If you were to spend time in the Zambezian Flooded Grasslands ecoregion, you'd have a chance to see an abundance of wildlife ranging from crocodiles to grazing sitatungas (swamp dwelling antelopes) to saddlebill storks. A series of floodplains within this ecoregion provides shelter, food, and water to these and other living things, sustaining them even during the demanding dry season.
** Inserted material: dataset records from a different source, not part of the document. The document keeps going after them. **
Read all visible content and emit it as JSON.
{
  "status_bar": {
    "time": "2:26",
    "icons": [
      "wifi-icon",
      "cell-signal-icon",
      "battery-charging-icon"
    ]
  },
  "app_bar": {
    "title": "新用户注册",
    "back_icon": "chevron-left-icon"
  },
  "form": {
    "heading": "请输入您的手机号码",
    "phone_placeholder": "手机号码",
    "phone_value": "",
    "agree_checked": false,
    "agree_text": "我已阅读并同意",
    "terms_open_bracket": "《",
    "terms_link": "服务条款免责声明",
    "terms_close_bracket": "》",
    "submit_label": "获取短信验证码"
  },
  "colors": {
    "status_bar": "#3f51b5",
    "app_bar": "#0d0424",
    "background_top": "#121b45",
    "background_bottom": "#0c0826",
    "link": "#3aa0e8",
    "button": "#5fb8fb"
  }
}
Special Features Special Features

The wetlands of this ecoregion are spread out in large patches across a broad area of eastern and southern Africa, from Botswana to northern Tanzania. Most are located within miombo and mopane regions where rainfall is relatively low and seasonal flooding occurs. Grasses and sedges dominate, but a few areas support swamp forest.

Did You Know?
The lechwe, or marsh antelope, has splayed, elongated hooves that help it walk on muddy terrain.

Wild Side

Large numbers of plants, fish, mammals, and amphibians depend on the floodplains of this ecoregion for food and habitat. Floodplain pastures support large populations of grazing animals such as waterbucks, pukus (antelope), lechwes (marsh antelope), buffalo, elands, wildebeest, and elephants. Many of these mammals move seasonally with the rise and fall of the floodwaters, following the changing vegetation. Wetland birds such as slaty egrets, shoebills, and wattled cranes feed on small vertebrates and large invertebrates, as well as floodplain vegetation. Crocodiles and hippopotamuses spend long hours in the wetland waters.

Cause for Concern

Many of the floodplains of this region are largely untouched, but habitat loss is on the rise because of river damming and increased farming. Although the region has many protected areas, these areas have sometimes been subject to poaching, illegal grazing, fires, and other problems. Human population density is generally low, in part because the region contains so many disease-carrying organisms.